Sonntag, 8. September 2019

Sommerpost 2019 - Woche 7 (meine Woche)





Sommerpost 2019, wieder einmal initiiert und betreut von Tabea Heinicker und Michaela Müller vom Projekt Post-Kunst-Werk. Ein Sommerjournal (Gummibandbuch) sollte es außerdem werden, ein Travellers Notebook oder auch Fauxdori genannt, um die 7 Hefte in Gummibänder einzuhängen und zu sammeln bzw. austauschen zu können.
Mein Heft wird inzwischen bei den anderen sechs Mitgliedern der Gruppe 3 angekommen sein , sodaß ich es jetzt hier zeigen kann.




Ich habe mit dem Gummibandbuch (rechts auf dem Foto, siehe auch unten) begonnen. Motiv der Sommerhefte sollte der Vogel sein. Gedruckt, gemalt, collagiert, was immer man will. Und Platz für Eigenes sollte die Gestaltung der Hefte bieten.




Meine Idee für den Vogel stand relativ schnell fest: die Möwe.
Ich mag sie, weil dann das Meer nicht mehr weit sein kann, sie gehören einfach zum Wasser.
Außerdem gibt sie mir Hoffnung, ich bin schon länger krank und warte nun auf meinen Reha-Termin auf einer Nordseeinsel. Und ich freue mich darauf.




Ich habe Ideen gesammelt, Möwenstudien betrieben (aus Büchern und auch bei Pinterest) , mit verschiedenen Techniken probiert.






Manches musste ich verwerfen, wie z.B. meinen Plan mit Transparentpapier.  Also hieß es, immer wieder nach Alternativen zu suchen. Pläne anpassen.
Machen Möwen ja auch, wenn sie hungrig sind.
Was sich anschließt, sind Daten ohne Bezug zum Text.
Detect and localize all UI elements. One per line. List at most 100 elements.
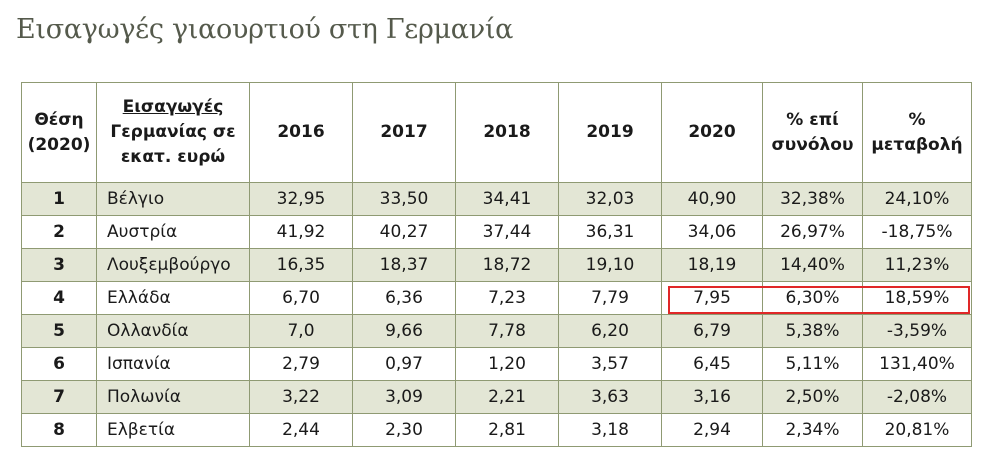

Vorder-  und Rückseite des Heftumschlages sind auf dickerem Aquarellpapier gearbeitet. Für die Stoffmotive habe ich Haftvlies hinter Stoff gebügelt, die Möwe aufgezeichnet, ausgeschnitten, Papier abgezogen und vorsichtig auf das Papier aufgebügelt. Ein Umnähen der Umrisse habe ich der Leichtigkeit zuliebe gelassen, obwohl es mich schon sehr gereizt hätte. Das smaragdgrüne Meer habe ich mit Acryl aufgemalt, Wellenakzente sind mit einem Gelstift gesetzt.




Möwe in Aquarell , mit Fineliner und Acrylhimmel




Ein helles Japanpapier habe ich so zugeschnitten und gefaltet, dass Taschen entstehen und diese mit "Möwenfutter" gefüllt.









"Möwen sind ein Versprechen:  dass die Küste nicht mehr weit ist. Das war schon für die Seeleute so, als es noch kein GPS gab."




Den Strand habe ich mit Acrylfarben gemalt und die noch feuchte Farbe ganz leicht mit Sand von Binz/Rügen bestreut. Ich sammele Strandsand in kleinen Mengen.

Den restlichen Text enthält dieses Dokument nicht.